R.J. found the keys down in here where my mother had slipped and almost fallen.

My mother plans to go back tomorrow with white paint and candles to finish the job. I have the day job to attend to, so I'm not sure if I'll be involved in that segment of the proceedings. But my sister and I have agreed on one point: from now on my mother is going to keep her keys on a chain around her neck. We won't entertain any objections; we've had it up to here with her lost key dramas.

8 comments:

akalol said...

You make the death experience sound like fun :)

I know Regional Corporations have been cleaning up their acts in many regions but apparently not fast enough for our dumping citizens. Just yesterday I saw a man throw a styro cup into the road, just so. I wonder what he does with his old monitors?

Keys were meant to be lost grass and that is why we have metal detectors. You haven't lived until you lost a key in a cemetery; preferably at night.

I can't wait for your next book and will go the way of paper instead of the less cuddly Kindle.

Debs said...

Fascinating post and wonderful photos. I love cemeteries and visiting them occasionally.

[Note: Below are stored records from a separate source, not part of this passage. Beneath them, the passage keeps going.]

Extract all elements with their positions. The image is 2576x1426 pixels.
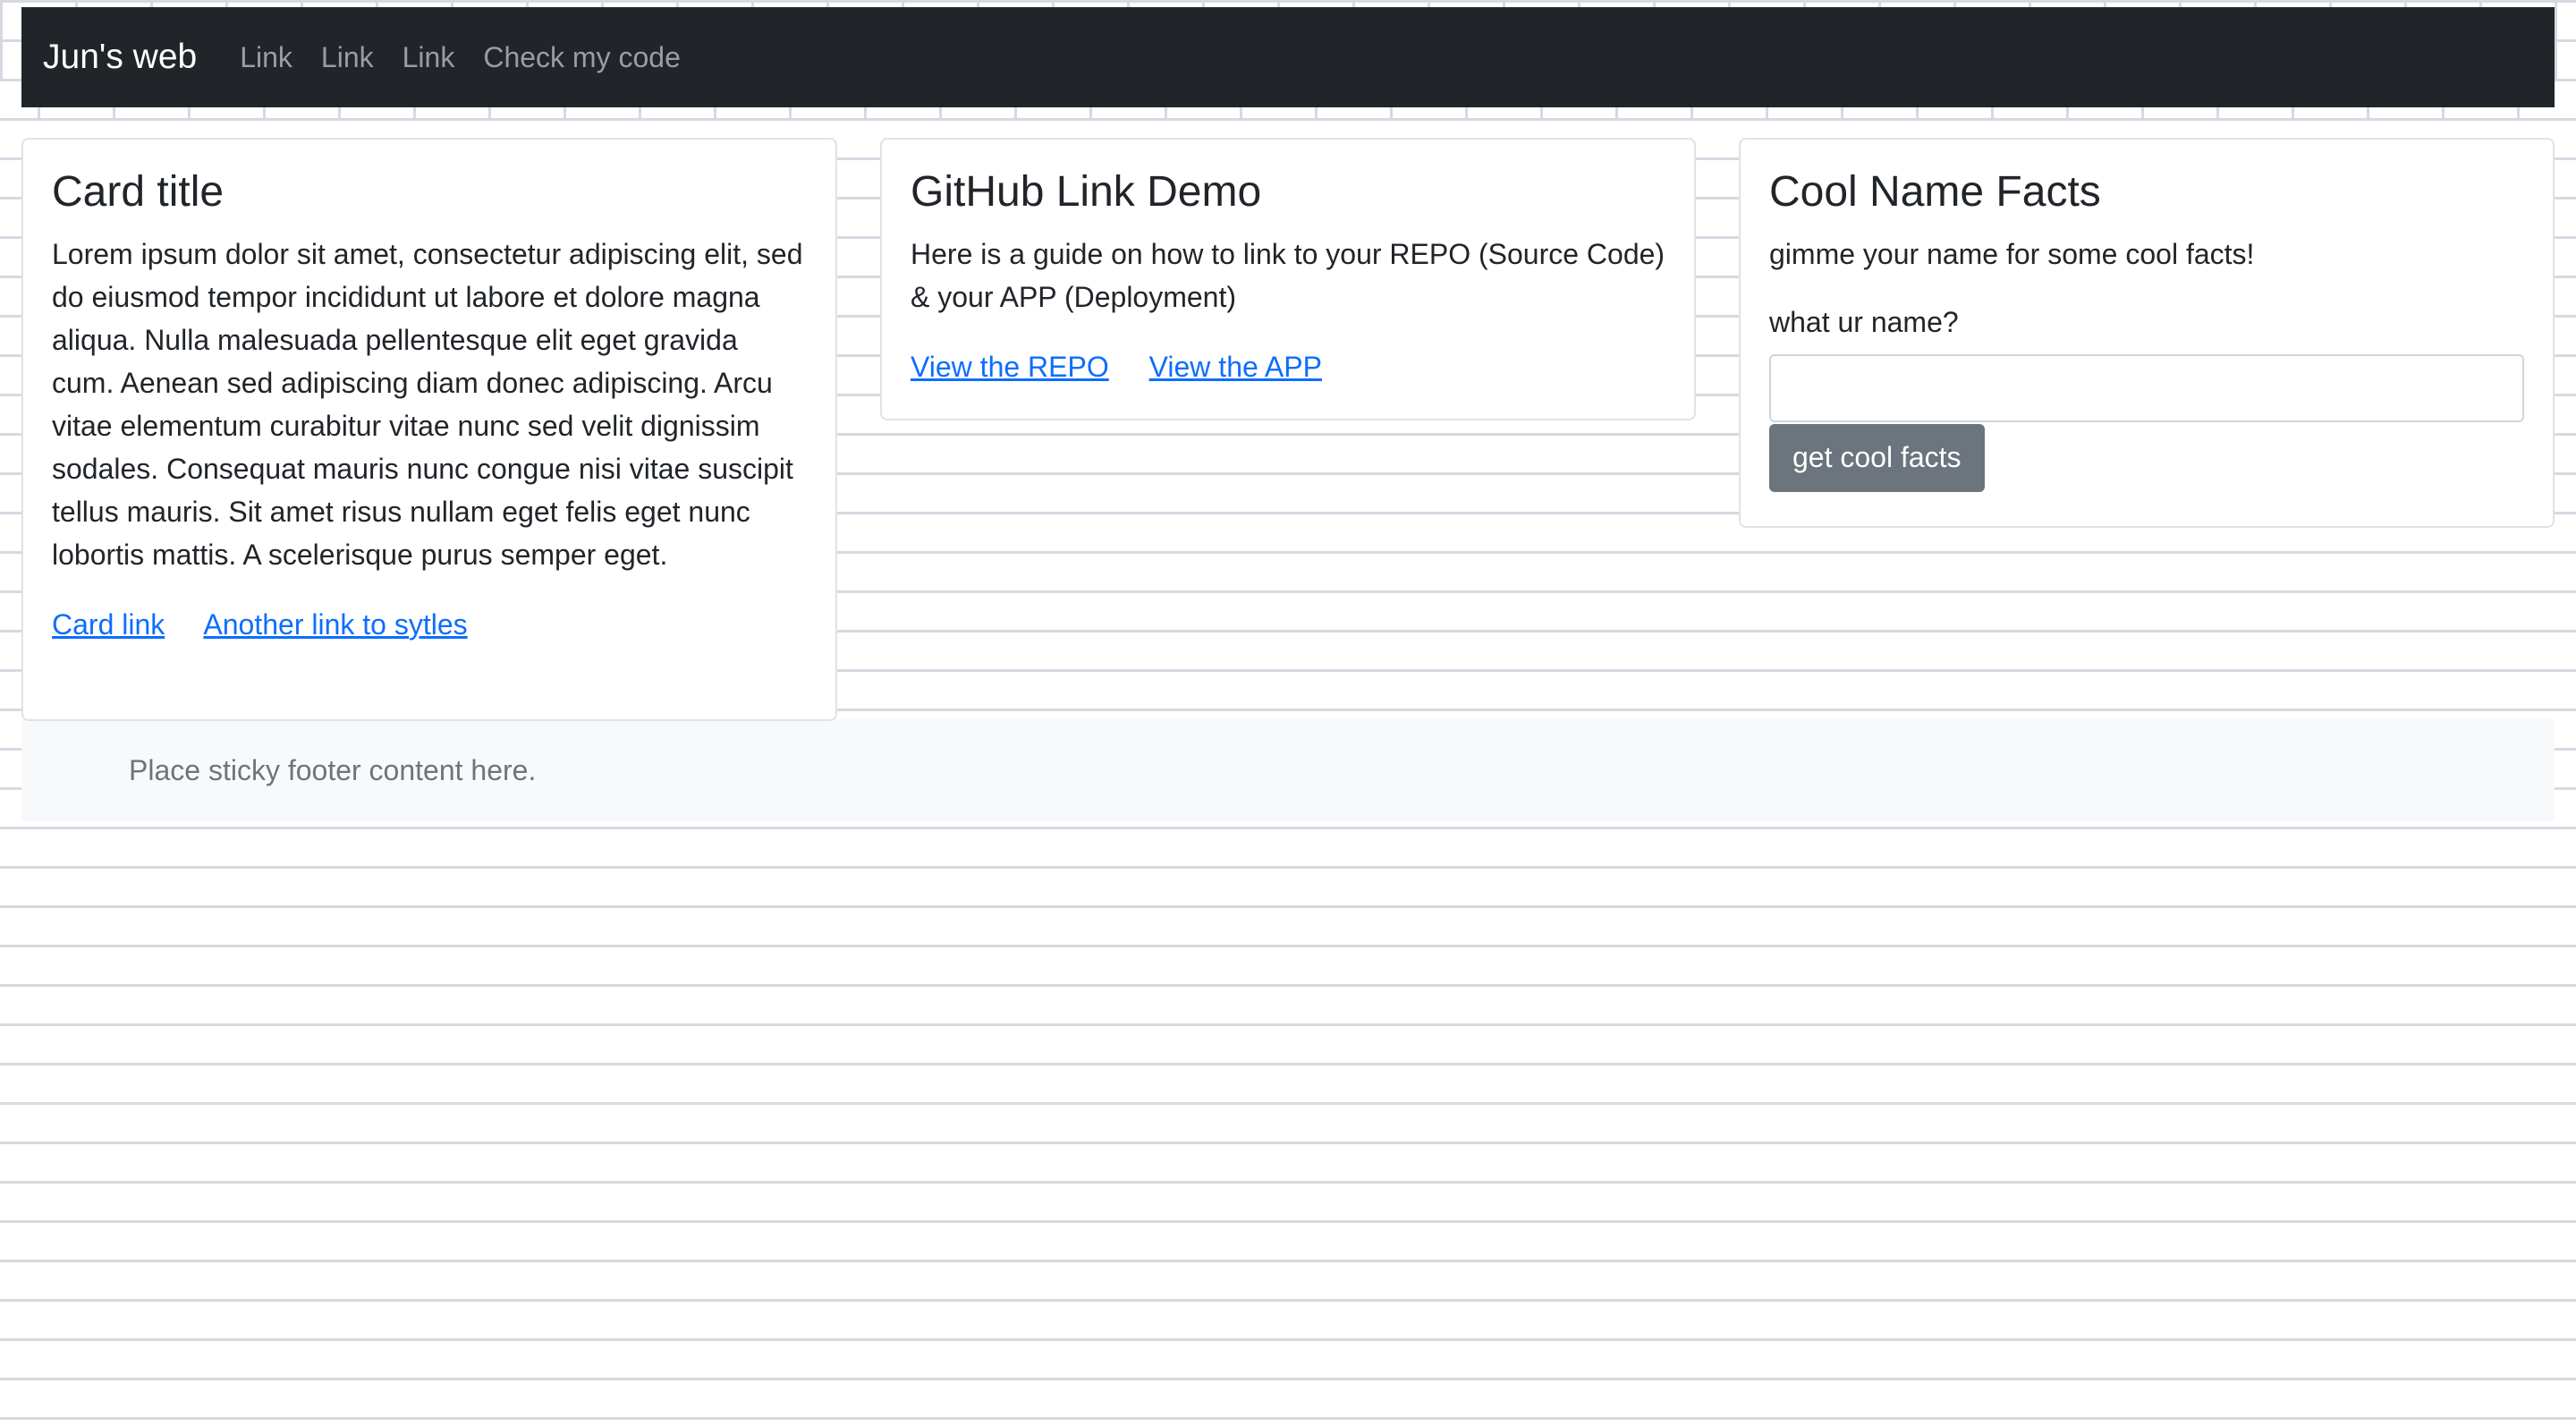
nav-link-2[interactable]: Link [321,41,374,74]
card-title: Cool Name Facts [1769,168,2101,216]
name-facts-card: Cool Name Facts gimme your name for some… [1739,138,2555,528]
styles-link[interactable]: Another link to sytles [203,608,467,641]
nav-link-check-my-code[interactable]: Check my code [483,41,681,74]
github-demo-card: GitHub Link Demo Here is a guide on how … [880,138,1696,420]
card-title: Card title [52,168,225,216]
card-text: Lorem ipsum dolor sit amet, consectetur … [52,237,803,571]
card-link[interactable]: Card link [52,608,165,641]
nav-link-3[interactable]: Link [402,41,455,74]
card-links: View the REPO View the APP [911,345,1665,388]
footer-text: Place sticky footer content here. [129,753,537,786]
card-text: Here is a guide on how to link to your R… [911,237,1665,313]
view-repo-link[interactable]: View the REPO [911,351,1109,383]
lorem-card: Card title Lorem ipsum dolor sit amet, c… [21,138,837,721]
top-navbar: Jun's web Link Link Link Check my code [21,7,2555,107]
get-cool-facts-button[interactable]: get cool facts [1769,423,1985,492]
card-title: GitHub Link Demo [911,168,1262,216]
sticky-footer: Place sticky footer content here. [21,719,2555,821]
view-app-link[interactable]: View the APP [1149,351,1322,383]
card-links: Card link Another link to sytles [52,603,807,646]
name-input[interactable] [1769,353,2524,422]
card-text: gimme your name for some cool facts! [1769,237,2255,270]
name-input-label: what ur name? [1769,305,1959,338]
brand-link[interactable]: Jun's web [43,38,197,77]
nav-link-1[interactable]: Link [240,41,292,74]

I had a friend who's mother (didn't drive or go out much) and one day she asked me if I would take her to visit her parents. I said yes, and was stunned when she directed me to the cemetery.

Flowerpot said...

There's something very peaceful about most of the cemeteries here in Cornwall. Partiuclarly the ones at Budock and Mawnan Church - very soothing and stunning views too.

Liane Spicer said...

akalol, any man who'd throw his styro cup in the road is capable of throwing his old monitor in a cemetery. Good thing I'm not politically inclined; give me some power around here and I'll make littering a maximum offense, with appropriate jail terms and the good old cat.

I'll have to pass up the opportunity to lose keys in a cemetery at night. Not that I'm afraid of the dead - it's the living who scare the crap out of me.

Good to know you'll go the paper route for me. You'll be (among) the first to know when the next book is out! And yes, I like cuddly. The Kindle is too edgy for me to take to bed. :-)

Liane Spicer said...

Debs, thank you. I would've been taken aback too. I think I'm beginning to like cemeteries. Or maybe I just like the one I mentioned because so many of my ancestors are buried there.

Flowerpot, I like the sound of your Cornish cemeteries. Always had a soft spot for the ones attached to churches.

Stephe said...

I adore this post. And the images are powerful, from your great-gran's gravestone (wow!) to the disgust that is other people's utter laziness (a cemetery is NOT the city dump!).

Cuddly paper book for me, too. That won't change any time soon.

Debi said...

Lovely post, Liane!

Liane Spicer said...

Thank you, Stephe and Debi. The experience was so novel for me I couldn't wait to get home and write about it.

Stephe, I'll always prefer paper to pixels or whatever they are. Sad for the trees, but true.